Let’s take a look at a psychology mistake many of us fall into in the stock market and in our personal lives—something we should seek to minimize or even eliminate. This nemesis is confirmation bias.
Confirmation bias can be complex and nuanced, but for our purposes, we’ll define it as determining whether an action or decision was sound after the fact—based only upon the results.
When Winning Isn’t Winning
Here’s a simple example to illustrate the dangers of confirmation bias. Imagine that you take a trip to Las Vegas and after checking into the hotel, you decide that you want to play some roulette, a fairly straightforward game where players place bets on individual numbers or on the colors black or red.
Suppose you wager that the number five will come up on the next spin, and for the stakes, you put up everything. All your money, your car, your house, the kid’s college fund, your 401(k), and anything else you have of value. The croupier spins the wheel one way, rolls the ball the other way, and when it lands, it falls on five. You win big.

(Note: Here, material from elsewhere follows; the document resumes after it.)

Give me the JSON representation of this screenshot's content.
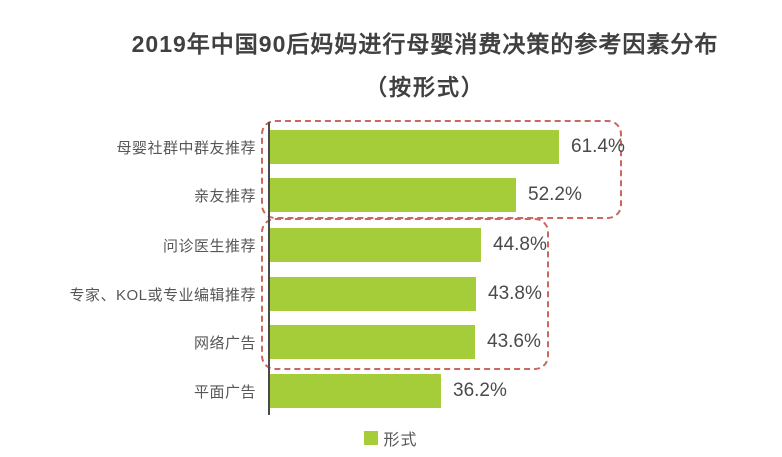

Great. But the problem is, even though you won, this was a bad bet on many levels. First off, your risk was much too big. If you lost, you would’ve been wiped out. Second, the odds were against you. There is only a 1 in 35 chance of hitting a single number in roulette, meaning you only had a 2.63% chance of success.
Confirmation bias in this example might mean mean justifying the roulette bet simply because you won. In the stock market, investors often do the same thing, assuming that since they profited on a given trade, the rationale for entering it was sound.
The Biggest Danger’s in the Best Markets
Confirmation bias can allow you to ignore flaws in a trading methodology, or even the lack of a methodology. This is common in bull markets, when investors may think they’re making money because of skill instead of the simple fact that overall, most stocks are moving up.
The danger with confirmation bias is that although you might continue to win for a while, eventually your luck, or the bull market, will end, and when it does, the damage to your profit and loss can be dramatic.
One important way you can guard against confirmation bias is by tracking your trades in a journal. This gives you an objective history of your trade data, one you can review to see if your methods are sound or if you need to adjust them.
Ultimately, traders and investors are prone to confirmation bias because we want to win and are naturally drawn to anything that positively reinforces that need. In the stock market, though, it’s not about the number of times you win. It’s the way you manage your winners versus losers that will lead you to success.